6. Autre continuation du point 4 : si on veut parler juste du spécisme d'une insulte (soit parce qu'on a pas l'envie soit pas les compétences, ce qui peut se comprendre, de traiter les autres aspects), on peut essayer de le faire à une occasion où il n'y a pas une énormel composante raciste (et sexiste) à l'insulte. Je crois que ça rejoint ce que disait Fabicha : si on va dire aux anti-racistes « eh, vous oubliez le spécisme » puis qu'on parle juste de spécisme, c'est assez fondé qu'iels reviennent nous dire qu'on oublie un peu vite le racisme.

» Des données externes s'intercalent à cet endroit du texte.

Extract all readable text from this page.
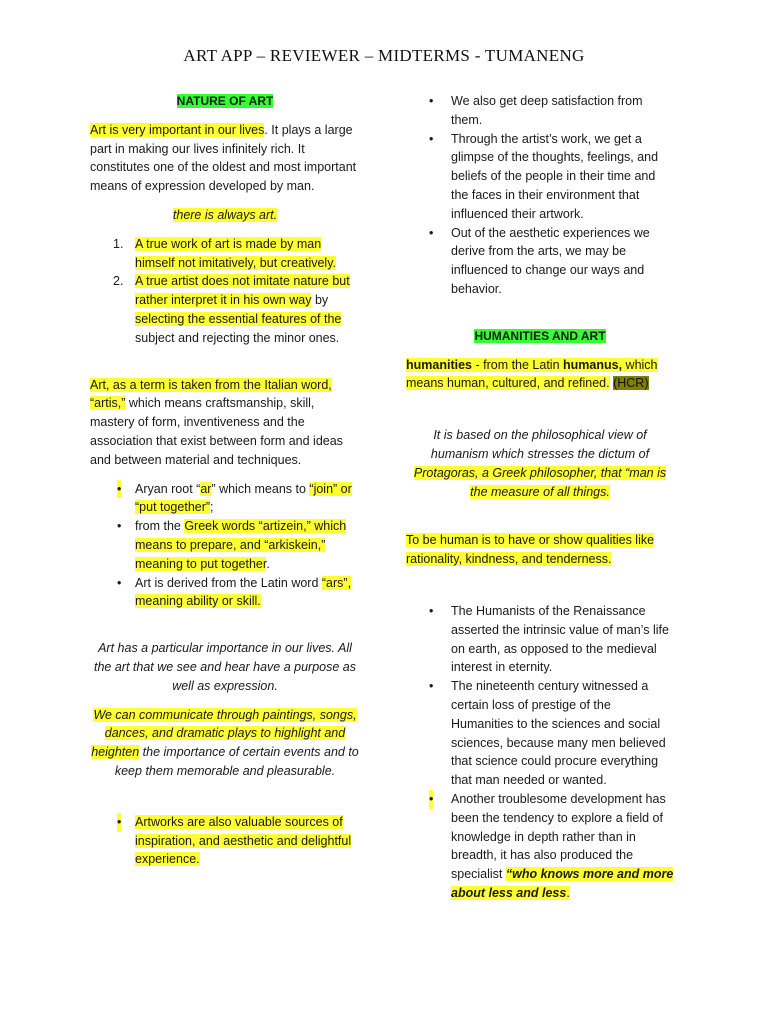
ART APP – REVIEWER – MIDTERMS - TUMANENG

NATURE OF ART

Art is very important in our lives. It plays a large part in making our lives infinitely rich. It constitutes one of the oldest and most important means of expression developed by man.

there is always art.

1. A true work of art is made by man himself not imitatively, but creatively.
2. A true artist does not imitate nature but rather interpret it in his own way by selecting the essential features of the subject and rejecting the minor ones.

Art, as a term is taken from the Italian word, “artis,” which means craftsmanship, skill, mastery of form, inventiveness and the association that exist between form and ideas and between material and techniques.

• Aryan root “ar” which means to “join” or “put together”;
• from the Greek words “artizein,” which means to prepare, and “arkiskein,” meaning to put together.
• Art is derived from the Latin word “ars”, meaning ability or skill.

Art has a particular importance in our lives. All the art that we see and hear have a purpose as well as expression.

We can communicate through paintings, songs, dances, and dramatic plays to highlight and heighten the importance of certain events and to keep them memorable and pleasurable.

• Artworks are also valuable sources of inspiration, and aesthetic and delightful experience.
• We also get deep satisfaction from them.
• Through the artist’s work, we get a glimpse of the thoughts, feelings, and beliefs of the people in their time and the faces in their environment that influenced their artwork.
• Out of the aesthetic experiences we derive from the arts, we may be influenced to change our ways and behavior.

HUMANITIES AND ART

humanities - from the Latin humanus, which means human, cultured, and refined. (HCR)

It is based on the philosophical view of humanism which stresses the dictum of Protagoras, a Greek philosopher, that “man is the measure of all things.

To be human is to have or show qualities like rationality, kindness, and tenderness.

• The Humanists of the Renaissance asserted the intrinsic value of man’s life on earth, as opposed to the medieval interest in eternity.
• The nineteenth century witnessed a certain loss of prestige of the Humanities to the sciences and social sciences, because many men believed that science could procure everything that man needed or wanted.
• Another troublesome development has been the tendency to explore a field of knowledge in depth rather than in breadth, it has also produced the specialist “who knows more and more about less and less.
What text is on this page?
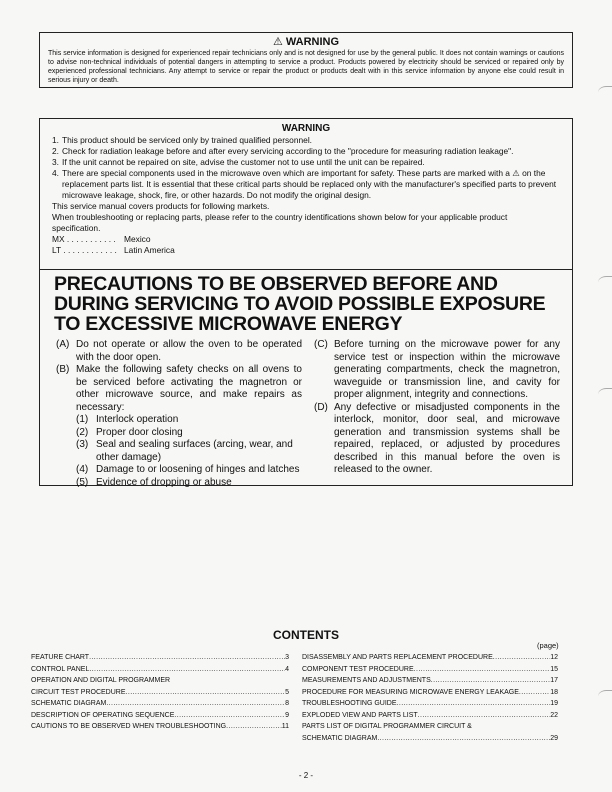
⚠ WARNING
This service information is designed for experienced repair technicians only and is not designed for use by the general public. It does not contain warnings or cautions to advise non-technical individuals of potential dangers in attempting to service a product. Products powered by electricity should be serviced or repaired only by experienced professional technicians. Any attempt to service or repair the product or products dealt with in this service information by anyone else could result in serious injury or death.
WARNING
1. This product should be serviced only by trained qualified personnel.
2. Check for radiation leakage before and after every servicing according to the "procedure for measuring radiation leakage".
3. If the unit cannot be repaired on site, advise the customer not to use until the unit can be repaired.
4. There are special components used in the microwave oven which are important for safety. These parts are marked with a ⚠ on the replacement parts list. It is essential that these critical parts should be replaced only with the manufacturer's specified parts to prevent microwave leakage, shock, fire, or other hazards. Do not modify the original design.
This service manual covers products for following markets.
When troubleshooting or replacing parts, please refer to the country identifications shown below for your applicable product specification.
MX . . . . . . . . . . . Mexico
LT . . . . . . . . . . . . Latin America
PRECAUTIONS TO BE OBSERVED BEFORE AND DURING SERVICING TO AVOID POSSIBLE EXPOSURE TO EXCESSIVE MICROWAVE ENERGY
(A) Do not operate or allow the oven to be operated with the door open.
(B) Make the following safety checks on all ovens to be serviced before activating the magnetron or other microwave source, and make repairs as necessary:
(1) Interlock operation
(2) Proper door closing
(3) Seal and sealing surfaces (arcing, wear, and other damage)
(4) Damage to or loosening of hinges and latches
(5) Evidence of dropping or abuse
(C) Before turning on the microwave power for any service test or inspection within the microwave generating compartments, check the magnetron, waveguide or transmission line, and cavity for proper alignment, integrity and connections.
(D) Any defective or misadjusted components in the interlock, monitor, door seal, and microwave generation and transmission systems shall be repaired, replaced, or adjusted by procedures described in this manual before the oven is released to the owner.
CONTENTS
(page)
FEATURE CHART .....	3
CONTROL PANEL .....	4
OPERATION AND DIGITAL PROGRAMMER
CIRCUIT TEST PROCEDURE .....	5
SCHEMATIC DIAGRAM .....	8
DESCRIPTION OF OPERATING SEQUENCE .....	9
CAUTIONS TO BE OBSERVED WHEN TROUBLESHOOTING .....	11
DISASSEMBLY AND PARTS REPLACEMENT PROCEDURE .....	12
COMPONENT TEST PROCEDURE .....	15
MEASUREMENTS AND ADJUSTMENTS .....	17
PROCEDURE FOR MEASURING MICROWAVE ENERGY LEAKAGE .....	18
TROUBLESHOOTING GUIDE .....	19
EXPLODED VIEW AND PARTS LIST .....	22
PARTS LIST OF DIGITAL PROGRAMMER CIRCUIT &
SCHEMATIC DIAGRAM .....	29
- 2 -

7. Comme je l'avais dit plus haut, les réactions qui ont suivies ont été déplorables.
Bon, je vais m'arrêter là parce que je dois y aller, que beaucoup de trucs ont déjà été dits de toutes façons donc je crois pas qu'il va y avoir moyen d'avancer beaucoup plus à ce stade, mais je voudrais juste rappeler deux trucs qui ont été à mon sens un peu trop oubliés dans les discussions plus générals qui ont suivies :
- les critiques concernant des problèmes (récurrents ou ponctuels) dans le mouvement antispé ont pour but d'améliorer ce mouvement, pas de le couler.
- le mouvement antispé n'appartient pas à celleux qui pensent que le spécisme est le seul problème (ou le problème tellement de loin le plus important qu'on s'en fout des autres), il appartient à tou-te-s les antispé, y compris celleux qui choisissent de ne pas hiérarchiser les oppressions, et particulièrement celleux qui sont victimes de certaines oppressions intra-humaines (ignorer ces personnes ou les considérer comme « autres » ou moins légitimes, il se trouve que c'est justement un des mécanimes de ces oppressions).